President Ahmadinejad’s controversial choice of Eskandar Mashaie for his first vice president bowed out three days after his appointment [Press TV, 19 July]. The post, somewhat equivalent to the position of prime minister, was held during the first four-year term of Ahmadinejad’s presidency by Parviz Davoudi, a former economics professor.
Mashaie’s appointment came under harsh criticism by the conservatives, normally allies of Ahmadinejad. They objected to a remark he had made last year saying the Israeli people were friends of the Iranians. The appearance of nepotism (Mashaie’s daughter is married to Ahmadinejad’s son) also did not help his case. Hossein Shariatmadari, the influential editor of ultra-conservative Kayhan, all but doomed Mashaie’s appointment in a harshly worded editorial on Saturday.

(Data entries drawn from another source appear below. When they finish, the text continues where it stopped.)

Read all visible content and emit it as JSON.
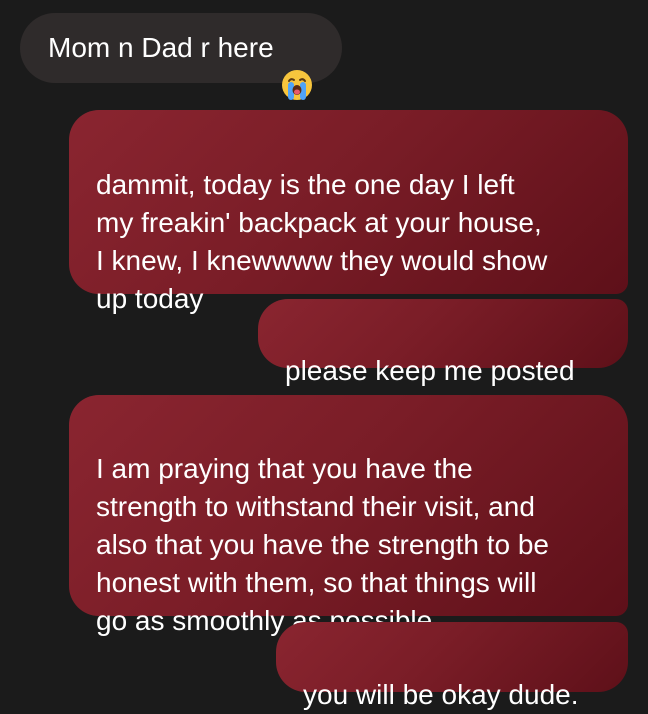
{
  "thread": {
    "incoming": [
      {
        "text": "Mom n Dad r here",
        "emoji": "loudly-crying-face-icon"
      }
    ],
    "outgoing": [
      {
        "text": "dammit, today is the one day I left\nmy freakin' backpack at your house,\nI knew, I knewwww they would show\nup today"
      },
      {
        "text": "please keep me posted"
      },
      {
        "text": "I am praying that you have the\nstrength to withstand their visit, and\nalso that you have the strength to be\nhonest with them, so that things will\ngo as smoothly as possible."
      },
      {
        "text": "you will be okay dude."
      }
    ]
  },
  "colors": {
    "background": "#1b1b1b",
    "incoming_bubble": "#2f2b2b",
    "outgoing_bubble": "#7a1d27",
    "text": "#ffffff"
  }
}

With Mashaie’s withdrawal today, Ahmadinejad’s already battered image and influence, after the strong challenge mounted by the reformists and moderates to his re-election, got even worse. The last thing he needed was being attacked by Shaiatmadari and the conservatives on the very first appointment to his new cabinet. He should have expected the reaction from the right to this nomination, but it seems that he may be loosing touch with the realities on the ground.
UPDATE (20 July): Mashaie's website denies he is quitting: "The rumors have been spread by enemies of the government," the website said. Iran's government-owned Press TV had announced the resignation on Sunday.